Minister Stanley Raghoebarsing van Financiën & Planning zei gisteren bij de behandeling van de Wet Toezicht Bank- en Kredietwezen dat het betalingsverkeer in Suriname verbeterd moet worden. Hij erkende dat niet alleen de service van banken, maar ook de kosten en behandeling verschillen en dat dit verwarring brengt.
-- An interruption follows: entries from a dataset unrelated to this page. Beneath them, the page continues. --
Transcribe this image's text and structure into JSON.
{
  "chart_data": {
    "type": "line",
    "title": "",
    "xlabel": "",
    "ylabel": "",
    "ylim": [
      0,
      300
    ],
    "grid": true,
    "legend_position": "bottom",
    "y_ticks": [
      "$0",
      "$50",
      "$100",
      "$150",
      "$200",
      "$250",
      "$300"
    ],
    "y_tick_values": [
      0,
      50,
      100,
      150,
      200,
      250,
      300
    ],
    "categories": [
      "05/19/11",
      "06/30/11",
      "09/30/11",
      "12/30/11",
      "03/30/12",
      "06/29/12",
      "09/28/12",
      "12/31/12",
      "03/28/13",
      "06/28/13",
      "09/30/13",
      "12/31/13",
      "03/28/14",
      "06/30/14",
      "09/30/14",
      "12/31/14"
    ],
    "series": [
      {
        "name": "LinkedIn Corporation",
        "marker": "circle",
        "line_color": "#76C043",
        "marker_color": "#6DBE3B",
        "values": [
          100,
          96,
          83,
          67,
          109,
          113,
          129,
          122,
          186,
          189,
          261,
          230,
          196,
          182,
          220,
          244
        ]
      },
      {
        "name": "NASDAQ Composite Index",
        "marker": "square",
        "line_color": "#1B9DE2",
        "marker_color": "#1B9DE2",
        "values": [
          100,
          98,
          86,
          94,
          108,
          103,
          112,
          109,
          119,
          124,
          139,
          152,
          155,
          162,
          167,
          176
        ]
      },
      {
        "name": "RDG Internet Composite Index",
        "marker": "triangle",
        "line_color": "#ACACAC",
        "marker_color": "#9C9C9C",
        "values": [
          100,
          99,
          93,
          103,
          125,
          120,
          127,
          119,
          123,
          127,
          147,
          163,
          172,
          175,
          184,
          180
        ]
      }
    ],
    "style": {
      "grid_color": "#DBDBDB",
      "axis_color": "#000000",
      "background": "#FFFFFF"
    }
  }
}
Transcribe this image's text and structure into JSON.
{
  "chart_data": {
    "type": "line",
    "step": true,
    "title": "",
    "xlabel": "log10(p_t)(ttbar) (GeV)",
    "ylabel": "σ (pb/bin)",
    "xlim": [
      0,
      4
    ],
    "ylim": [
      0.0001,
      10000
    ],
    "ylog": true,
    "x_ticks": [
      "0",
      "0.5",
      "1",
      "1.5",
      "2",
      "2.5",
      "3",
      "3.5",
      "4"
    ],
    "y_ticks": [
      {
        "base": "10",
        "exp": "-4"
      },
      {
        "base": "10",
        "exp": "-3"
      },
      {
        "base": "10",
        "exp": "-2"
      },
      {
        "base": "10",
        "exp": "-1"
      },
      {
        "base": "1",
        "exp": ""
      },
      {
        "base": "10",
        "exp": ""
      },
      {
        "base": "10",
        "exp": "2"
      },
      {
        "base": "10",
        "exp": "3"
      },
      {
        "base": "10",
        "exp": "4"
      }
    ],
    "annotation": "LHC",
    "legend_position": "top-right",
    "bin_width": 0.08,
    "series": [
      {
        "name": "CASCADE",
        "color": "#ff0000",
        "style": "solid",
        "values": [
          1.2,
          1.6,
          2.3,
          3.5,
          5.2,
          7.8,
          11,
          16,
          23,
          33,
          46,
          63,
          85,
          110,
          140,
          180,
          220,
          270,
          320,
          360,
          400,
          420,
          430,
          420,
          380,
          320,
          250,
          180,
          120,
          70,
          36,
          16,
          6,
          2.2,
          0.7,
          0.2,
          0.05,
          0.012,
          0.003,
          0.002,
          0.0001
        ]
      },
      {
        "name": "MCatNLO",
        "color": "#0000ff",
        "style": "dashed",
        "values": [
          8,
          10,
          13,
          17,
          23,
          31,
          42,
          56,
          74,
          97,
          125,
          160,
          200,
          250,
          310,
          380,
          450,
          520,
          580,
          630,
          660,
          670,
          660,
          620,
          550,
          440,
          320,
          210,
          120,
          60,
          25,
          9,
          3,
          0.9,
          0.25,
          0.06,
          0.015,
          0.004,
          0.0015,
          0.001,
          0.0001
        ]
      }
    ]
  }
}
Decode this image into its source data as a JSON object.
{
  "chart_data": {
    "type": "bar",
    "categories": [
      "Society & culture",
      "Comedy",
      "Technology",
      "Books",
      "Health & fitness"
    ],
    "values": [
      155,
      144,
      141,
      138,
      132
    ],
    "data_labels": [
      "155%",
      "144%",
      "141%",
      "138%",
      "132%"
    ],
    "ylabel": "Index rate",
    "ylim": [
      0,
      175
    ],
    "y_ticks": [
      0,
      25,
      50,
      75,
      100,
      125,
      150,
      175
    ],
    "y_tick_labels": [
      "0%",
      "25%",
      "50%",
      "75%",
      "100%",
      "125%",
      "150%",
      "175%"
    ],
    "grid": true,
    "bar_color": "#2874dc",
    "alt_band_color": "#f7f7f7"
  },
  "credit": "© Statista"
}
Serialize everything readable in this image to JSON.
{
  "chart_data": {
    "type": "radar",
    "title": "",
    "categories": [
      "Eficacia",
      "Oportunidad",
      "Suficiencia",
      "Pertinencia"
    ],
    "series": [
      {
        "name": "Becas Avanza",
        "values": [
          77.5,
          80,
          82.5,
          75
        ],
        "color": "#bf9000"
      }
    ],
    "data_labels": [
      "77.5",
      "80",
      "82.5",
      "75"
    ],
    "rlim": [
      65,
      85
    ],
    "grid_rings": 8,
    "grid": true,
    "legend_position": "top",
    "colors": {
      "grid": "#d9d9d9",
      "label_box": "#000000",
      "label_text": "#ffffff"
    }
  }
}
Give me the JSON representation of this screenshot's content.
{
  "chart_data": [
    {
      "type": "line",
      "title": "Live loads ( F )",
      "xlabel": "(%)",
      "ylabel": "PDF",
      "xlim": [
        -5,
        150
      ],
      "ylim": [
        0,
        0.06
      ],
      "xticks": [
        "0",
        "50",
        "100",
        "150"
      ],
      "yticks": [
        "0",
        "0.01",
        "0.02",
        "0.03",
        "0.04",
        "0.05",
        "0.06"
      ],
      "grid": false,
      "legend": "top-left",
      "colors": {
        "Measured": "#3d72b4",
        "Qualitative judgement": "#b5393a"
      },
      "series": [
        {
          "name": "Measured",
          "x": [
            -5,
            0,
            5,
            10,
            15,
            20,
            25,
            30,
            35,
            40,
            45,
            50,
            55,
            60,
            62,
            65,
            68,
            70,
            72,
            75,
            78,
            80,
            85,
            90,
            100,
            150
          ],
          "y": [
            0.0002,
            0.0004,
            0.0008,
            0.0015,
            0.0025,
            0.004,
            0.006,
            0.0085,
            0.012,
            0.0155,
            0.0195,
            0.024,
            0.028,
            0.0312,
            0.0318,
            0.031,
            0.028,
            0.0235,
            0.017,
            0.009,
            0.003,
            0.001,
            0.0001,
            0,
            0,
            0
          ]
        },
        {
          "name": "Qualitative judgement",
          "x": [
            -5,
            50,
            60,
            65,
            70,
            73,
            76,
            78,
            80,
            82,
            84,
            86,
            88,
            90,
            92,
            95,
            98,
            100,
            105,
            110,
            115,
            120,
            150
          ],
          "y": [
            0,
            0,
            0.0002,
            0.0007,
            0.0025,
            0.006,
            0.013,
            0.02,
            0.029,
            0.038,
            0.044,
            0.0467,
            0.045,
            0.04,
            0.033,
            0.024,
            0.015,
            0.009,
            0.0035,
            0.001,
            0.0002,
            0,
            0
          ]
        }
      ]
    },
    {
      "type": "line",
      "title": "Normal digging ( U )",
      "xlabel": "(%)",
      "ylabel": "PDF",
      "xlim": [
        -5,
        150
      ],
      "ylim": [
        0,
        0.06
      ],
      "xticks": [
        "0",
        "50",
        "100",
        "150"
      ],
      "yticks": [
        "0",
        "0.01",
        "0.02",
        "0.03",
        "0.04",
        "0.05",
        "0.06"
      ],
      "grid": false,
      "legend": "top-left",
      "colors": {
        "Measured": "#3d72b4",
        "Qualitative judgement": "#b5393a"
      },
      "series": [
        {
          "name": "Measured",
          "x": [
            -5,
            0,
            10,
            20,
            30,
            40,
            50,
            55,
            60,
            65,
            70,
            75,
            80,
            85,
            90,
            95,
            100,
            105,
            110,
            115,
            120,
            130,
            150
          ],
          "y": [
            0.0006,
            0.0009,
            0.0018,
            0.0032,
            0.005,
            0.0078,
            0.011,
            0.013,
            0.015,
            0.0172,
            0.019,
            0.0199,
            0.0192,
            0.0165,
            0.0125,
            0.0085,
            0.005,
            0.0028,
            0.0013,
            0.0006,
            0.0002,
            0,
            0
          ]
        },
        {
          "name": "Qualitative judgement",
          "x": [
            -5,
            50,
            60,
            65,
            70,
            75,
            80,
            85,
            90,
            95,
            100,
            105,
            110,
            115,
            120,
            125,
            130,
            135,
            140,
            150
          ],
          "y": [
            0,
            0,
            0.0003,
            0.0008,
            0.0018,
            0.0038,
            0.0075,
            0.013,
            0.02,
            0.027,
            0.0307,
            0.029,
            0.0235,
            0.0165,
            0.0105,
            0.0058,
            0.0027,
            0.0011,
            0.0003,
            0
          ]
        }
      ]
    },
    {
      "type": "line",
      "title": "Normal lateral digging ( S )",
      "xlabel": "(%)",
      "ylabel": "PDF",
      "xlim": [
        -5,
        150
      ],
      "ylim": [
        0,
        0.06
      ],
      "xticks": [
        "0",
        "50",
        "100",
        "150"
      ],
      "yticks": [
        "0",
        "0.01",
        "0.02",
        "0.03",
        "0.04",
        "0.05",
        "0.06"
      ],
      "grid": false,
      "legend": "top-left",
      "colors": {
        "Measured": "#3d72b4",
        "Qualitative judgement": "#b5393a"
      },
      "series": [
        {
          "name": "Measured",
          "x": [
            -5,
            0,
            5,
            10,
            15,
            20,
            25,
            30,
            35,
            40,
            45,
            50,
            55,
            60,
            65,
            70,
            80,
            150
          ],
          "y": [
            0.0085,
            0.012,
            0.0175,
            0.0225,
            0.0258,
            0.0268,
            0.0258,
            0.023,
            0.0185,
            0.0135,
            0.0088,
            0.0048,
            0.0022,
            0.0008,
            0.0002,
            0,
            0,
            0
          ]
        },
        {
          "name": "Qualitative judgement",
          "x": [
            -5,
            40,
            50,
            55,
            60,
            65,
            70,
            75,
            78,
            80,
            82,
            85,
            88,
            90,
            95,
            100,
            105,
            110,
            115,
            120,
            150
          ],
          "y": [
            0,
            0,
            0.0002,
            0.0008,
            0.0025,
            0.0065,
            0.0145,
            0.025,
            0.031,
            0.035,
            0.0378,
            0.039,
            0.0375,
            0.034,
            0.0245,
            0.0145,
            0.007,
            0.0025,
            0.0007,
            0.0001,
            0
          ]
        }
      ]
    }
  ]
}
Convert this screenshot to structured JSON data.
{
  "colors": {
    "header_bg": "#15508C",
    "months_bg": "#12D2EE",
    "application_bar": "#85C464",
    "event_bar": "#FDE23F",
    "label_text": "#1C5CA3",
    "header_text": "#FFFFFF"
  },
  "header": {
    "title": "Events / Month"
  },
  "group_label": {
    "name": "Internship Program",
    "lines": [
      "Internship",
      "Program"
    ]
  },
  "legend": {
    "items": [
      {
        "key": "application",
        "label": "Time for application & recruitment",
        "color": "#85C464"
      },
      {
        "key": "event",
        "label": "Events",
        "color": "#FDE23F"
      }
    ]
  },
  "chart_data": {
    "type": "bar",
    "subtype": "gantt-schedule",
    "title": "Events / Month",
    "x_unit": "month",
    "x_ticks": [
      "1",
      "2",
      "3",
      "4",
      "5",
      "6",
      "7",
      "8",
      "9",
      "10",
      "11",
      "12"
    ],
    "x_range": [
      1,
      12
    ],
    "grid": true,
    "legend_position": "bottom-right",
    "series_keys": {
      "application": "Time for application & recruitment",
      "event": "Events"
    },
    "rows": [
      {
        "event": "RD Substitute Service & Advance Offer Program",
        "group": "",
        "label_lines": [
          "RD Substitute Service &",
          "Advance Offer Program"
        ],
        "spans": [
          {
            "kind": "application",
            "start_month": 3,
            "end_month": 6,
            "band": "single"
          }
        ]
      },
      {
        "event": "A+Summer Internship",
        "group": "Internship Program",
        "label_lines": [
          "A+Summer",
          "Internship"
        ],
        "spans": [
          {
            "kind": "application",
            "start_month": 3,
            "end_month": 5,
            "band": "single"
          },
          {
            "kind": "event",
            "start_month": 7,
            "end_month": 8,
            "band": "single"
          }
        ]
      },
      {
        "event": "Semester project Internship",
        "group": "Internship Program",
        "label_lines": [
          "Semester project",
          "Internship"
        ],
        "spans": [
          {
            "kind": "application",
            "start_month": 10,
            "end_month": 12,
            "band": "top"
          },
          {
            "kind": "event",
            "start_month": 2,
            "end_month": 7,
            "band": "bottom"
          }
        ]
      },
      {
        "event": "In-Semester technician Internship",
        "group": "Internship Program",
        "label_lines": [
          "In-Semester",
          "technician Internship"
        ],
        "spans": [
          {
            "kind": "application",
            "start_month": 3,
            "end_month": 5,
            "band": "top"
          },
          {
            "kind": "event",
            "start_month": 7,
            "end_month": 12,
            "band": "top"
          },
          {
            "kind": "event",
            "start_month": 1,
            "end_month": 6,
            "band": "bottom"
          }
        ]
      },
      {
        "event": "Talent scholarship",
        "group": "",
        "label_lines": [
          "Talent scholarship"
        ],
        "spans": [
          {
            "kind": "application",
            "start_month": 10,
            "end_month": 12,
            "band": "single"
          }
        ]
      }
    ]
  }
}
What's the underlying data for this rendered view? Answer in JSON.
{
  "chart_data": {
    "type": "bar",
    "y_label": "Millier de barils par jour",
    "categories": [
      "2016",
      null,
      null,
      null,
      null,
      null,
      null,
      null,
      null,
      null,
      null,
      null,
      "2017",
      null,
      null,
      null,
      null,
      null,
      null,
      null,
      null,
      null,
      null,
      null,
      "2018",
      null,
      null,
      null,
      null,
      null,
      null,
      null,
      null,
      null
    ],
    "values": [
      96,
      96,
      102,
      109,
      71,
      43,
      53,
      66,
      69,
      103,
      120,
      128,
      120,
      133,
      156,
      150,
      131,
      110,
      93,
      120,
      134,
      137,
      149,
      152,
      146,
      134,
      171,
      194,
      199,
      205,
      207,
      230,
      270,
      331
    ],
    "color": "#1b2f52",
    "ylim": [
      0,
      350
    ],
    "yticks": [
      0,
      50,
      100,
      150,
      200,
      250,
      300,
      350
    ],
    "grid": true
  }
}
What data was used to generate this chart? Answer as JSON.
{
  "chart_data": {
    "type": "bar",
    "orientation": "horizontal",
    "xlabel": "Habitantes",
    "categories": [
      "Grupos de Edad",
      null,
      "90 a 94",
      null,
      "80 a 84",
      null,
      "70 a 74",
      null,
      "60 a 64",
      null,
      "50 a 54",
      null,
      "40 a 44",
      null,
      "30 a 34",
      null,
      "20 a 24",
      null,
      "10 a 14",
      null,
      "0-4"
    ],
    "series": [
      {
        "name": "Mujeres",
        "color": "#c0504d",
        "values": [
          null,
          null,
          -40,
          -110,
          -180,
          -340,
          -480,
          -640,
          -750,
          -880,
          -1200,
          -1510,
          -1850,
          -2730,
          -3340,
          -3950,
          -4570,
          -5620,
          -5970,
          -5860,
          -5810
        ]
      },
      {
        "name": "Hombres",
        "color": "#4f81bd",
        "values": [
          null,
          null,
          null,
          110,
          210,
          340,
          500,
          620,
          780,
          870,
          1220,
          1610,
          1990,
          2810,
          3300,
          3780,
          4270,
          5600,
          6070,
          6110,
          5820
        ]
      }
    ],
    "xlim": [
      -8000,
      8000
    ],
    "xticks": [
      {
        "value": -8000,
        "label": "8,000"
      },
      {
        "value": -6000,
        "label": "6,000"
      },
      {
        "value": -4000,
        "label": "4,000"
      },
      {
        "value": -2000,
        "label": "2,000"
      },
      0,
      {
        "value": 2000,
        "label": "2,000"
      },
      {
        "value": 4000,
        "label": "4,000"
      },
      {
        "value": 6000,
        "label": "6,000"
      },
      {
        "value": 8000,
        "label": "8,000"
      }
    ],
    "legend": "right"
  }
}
De minister deelde mee dat de Centrale Bank van Suriname (CBvS) in gesprek is met de particuliere banken en andere instellingen om te zorgen dat de stappen worden gezet naar verbetering en financiële inclusie. De CBvS-governor gaat een agenda uitzetten met banken en andere spelers. Dit houdt in regelmatig zitten met de banken en zorgen dat er meer uniformiteit komt voor de gemeenschap.
De topman op Financiën en Planning kreeg ook vragen over de behandeling van politically exposed persons (pep) bij banken. Raghoebarsing zei dat mensen in hoge posities gaan merken dat ze strenger gecontroleerd worden. De reden hiervoor is dat in de hele wereld er nieuwe regels gelden om mensen met politieke functies extra te controleren.
Volgens Raghoebarsing is gebleken dat grote fouten die financiële instellingen maken niet door werknemers worden veroorzaakt, maar door personen met macht. “Het bankwezen handelt voorzichtig omdat ze, als ze fouten maken, het risico lopen hun correspondentenbank in het buitenland te verliezen,” stelt de minister. Hij benadrukte dat de regels belangrijk zijn en zullen blijven bestaan, maar dat ze niet onredelijk mogen worden.
Over het niet in staat stellen van iedereen om bankrekeningen te openen, zei de bewindsman dat er is afgesproken dat de governor met banken zal praten om ervoor te zorgen dat iedereen de mogelijkheid krijgt om een rekening te openen. De transacties zullen echter worden gecontroleerd. Asis Gajadien, fractieleider van de VHP, zei dat het erom gaat dat de instituten zich aan de wet moeten houden.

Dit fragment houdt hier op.